Karena ingin makan daging, kita membuat orang lain menciptakan karma buruk. Jadi, bukan hanya diri kita sendiri menciptakan karma buruk, kita bahkan menyebabkan orang lain melakukan karma membunuh. Meski orang lain yang melakukan karma membunuh, tetapi kitalah penyebabnya. Jadi, kita juga bertanggung jawab atas karma ini. Kita membuat orang lain ikut melakukan karma buruk. Inilah kebenarannya.

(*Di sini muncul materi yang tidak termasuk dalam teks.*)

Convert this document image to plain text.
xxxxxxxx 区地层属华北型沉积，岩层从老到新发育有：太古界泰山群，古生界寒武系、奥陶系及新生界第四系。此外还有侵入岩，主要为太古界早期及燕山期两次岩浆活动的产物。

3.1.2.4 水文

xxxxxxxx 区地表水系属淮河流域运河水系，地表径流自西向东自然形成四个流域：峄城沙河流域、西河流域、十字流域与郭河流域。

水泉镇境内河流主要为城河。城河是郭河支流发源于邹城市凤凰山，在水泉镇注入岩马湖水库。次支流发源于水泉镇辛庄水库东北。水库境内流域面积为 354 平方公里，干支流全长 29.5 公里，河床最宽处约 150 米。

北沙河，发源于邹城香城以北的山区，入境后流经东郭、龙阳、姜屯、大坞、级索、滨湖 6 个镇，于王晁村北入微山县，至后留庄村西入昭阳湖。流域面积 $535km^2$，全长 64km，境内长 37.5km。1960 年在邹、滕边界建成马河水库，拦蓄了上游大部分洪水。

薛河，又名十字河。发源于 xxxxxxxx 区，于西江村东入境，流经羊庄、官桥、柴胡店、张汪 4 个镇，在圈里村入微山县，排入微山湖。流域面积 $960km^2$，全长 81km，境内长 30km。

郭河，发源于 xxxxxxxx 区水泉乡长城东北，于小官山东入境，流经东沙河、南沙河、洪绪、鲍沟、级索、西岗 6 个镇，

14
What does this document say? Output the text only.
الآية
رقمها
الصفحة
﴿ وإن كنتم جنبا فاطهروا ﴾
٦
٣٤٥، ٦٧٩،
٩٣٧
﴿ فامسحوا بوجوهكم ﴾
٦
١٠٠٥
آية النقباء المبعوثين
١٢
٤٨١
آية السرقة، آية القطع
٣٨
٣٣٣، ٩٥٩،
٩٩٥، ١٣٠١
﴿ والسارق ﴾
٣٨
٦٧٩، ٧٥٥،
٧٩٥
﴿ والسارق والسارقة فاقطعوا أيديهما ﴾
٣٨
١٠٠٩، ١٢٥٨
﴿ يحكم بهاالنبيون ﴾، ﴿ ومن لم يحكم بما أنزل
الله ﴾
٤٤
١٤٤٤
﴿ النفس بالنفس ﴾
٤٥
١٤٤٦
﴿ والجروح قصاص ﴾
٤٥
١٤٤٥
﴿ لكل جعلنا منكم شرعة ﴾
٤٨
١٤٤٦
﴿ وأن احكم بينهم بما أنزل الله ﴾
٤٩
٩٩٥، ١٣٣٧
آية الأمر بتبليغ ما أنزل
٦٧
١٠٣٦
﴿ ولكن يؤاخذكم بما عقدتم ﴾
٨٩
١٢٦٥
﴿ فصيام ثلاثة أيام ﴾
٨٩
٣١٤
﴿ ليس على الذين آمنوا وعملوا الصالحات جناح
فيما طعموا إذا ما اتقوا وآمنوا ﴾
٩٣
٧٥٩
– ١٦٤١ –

Jadi, akibat ketamakan, kita menyebabkan orang lain membunuh hewan. Kita lalu memakan hasil pembunuhan itu. Kekuatan karmanya menjadi berlipat ganda. Karena itu, kini saya terus menyerukan agar semua orang bervegetaris. Bervegetaris sangatlah mudah.
“Itu sayur kesukaan saya,” kata Su Chao-xian, vegetaris cilik.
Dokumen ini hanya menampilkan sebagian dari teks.